The orange-crowned euphonia is generally a resident species but limited evidence suggests that there is some seasonal or post-breeding dispersal.

===Feeding===

The orange-crowned euphonia's diet is not known in detail but appears to be primarily small berries and fruits. It typically forages singly or in pairs in the treetops. At least in Colombia it has been observed as part of mixed-species feeding flocks.

===Breeding===

The orange-crowned euphonia's breeding season has not been defined but includes April in Colombia.
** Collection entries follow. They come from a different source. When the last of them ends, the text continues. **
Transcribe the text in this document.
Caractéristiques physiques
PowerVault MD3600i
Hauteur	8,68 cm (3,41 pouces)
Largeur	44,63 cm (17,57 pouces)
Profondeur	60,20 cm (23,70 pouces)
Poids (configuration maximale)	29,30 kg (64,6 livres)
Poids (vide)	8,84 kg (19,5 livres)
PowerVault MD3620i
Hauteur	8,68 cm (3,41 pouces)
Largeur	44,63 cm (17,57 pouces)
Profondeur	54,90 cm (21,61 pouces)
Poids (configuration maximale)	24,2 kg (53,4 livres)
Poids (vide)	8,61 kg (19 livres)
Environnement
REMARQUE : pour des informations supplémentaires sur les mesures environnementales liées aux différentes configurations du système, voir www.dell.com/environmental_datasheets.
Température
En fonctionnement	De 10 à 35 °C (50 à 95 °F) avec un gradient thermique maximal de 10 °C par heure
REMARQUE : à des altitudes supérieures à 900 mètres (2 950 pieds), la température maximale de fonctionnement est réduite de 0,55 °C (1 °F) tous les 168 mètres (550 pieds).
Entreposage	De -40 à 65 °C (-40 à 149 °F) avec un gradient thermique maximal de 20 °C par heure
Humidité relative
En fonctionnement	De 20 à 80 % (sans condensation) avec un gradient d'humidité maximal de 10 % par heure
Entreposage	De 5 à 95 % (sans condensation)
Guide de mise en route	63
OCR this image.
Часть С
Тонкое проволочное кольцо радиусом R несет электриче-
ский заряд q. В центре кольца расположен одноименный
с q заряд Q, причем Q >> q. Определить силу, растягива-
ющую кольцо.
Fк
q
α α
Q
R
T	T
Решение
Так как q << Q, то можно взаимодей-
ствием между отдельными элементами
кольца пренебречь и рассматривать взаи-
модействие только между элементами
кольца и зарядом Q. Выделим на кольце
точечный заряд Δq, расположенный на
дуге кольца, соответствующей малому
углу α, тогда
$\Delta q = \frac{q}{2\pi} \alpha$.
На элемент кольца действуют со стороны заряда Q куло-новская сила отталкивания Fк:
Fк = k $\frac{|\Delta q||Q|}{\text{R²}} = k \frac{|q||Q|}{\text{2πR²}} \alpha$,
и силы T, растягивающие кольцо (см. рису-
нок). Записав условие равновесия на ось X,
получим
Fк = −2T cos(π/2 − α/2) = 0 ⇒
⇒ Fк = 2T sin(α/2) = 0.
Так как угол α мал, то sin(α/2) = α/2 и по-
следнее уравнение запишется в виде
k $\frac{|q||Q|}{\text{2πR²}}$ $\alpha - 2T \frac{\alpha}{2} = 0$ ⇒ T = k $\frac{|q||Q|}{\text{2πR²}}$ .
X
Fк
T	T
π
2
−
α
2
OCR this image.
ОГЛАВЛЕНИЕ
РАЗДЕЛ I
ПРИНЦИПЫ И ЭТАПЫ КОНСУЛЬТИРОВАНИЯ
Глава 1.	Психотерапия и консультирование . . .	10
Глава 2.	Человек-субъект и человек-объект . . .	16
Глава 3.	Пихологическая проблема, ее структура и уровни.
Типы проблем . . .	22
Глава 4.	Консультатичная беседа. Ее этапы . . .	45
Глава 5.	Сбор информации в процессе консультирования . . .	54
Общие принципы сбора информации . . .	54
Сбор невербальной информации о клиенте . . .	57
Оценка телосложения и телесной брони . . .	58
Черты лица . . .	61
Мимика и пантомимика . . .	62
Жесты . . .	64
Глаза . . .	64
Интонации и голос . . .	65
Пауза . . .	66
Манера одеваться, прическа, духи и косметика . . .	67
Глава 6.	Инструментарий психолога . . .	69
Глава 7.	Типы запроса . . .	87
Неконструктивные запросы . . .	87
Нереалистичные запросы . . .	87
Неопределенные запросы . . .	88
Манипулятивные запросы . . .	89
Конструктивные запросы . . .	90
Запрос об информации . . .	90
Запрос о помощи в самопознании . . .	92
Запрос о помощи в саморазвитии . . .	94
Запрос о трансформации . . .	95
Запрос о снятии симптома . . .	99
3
One nest was built by the female; it was a globe with a side entrance made from grass, rootlets, bamboo leaves, and moss. It was placed in a clump of epiphytes close to a tree trunk at a foothill elevation. Nothing else is known about the species' breeding biology.

===Vocalization===

The orange-crowned euphonia's song is "a leisurely series of tsit notes, nasal tcheeur notes, and fast tididit phrases". Its calls are "a simple beem-beem" and "a high, clear whistled pee-deet".

==Status==

The IUCN has assessed the orange-crowned euphonia as being of Least Concern. Its population size is not known but is believed to be stable. No immediate threats have been identified. In Colombia it is considered uncommon on the western Andean slope and local on the eastern. It is rare in Peru. "The species’ range includes a variety of habitats, some intact, some heavily intervened, in both Colombia and Ecuador; its utilization of wooded borders and semi-open areas should provide a buffer and a measure of protection against short-term risk."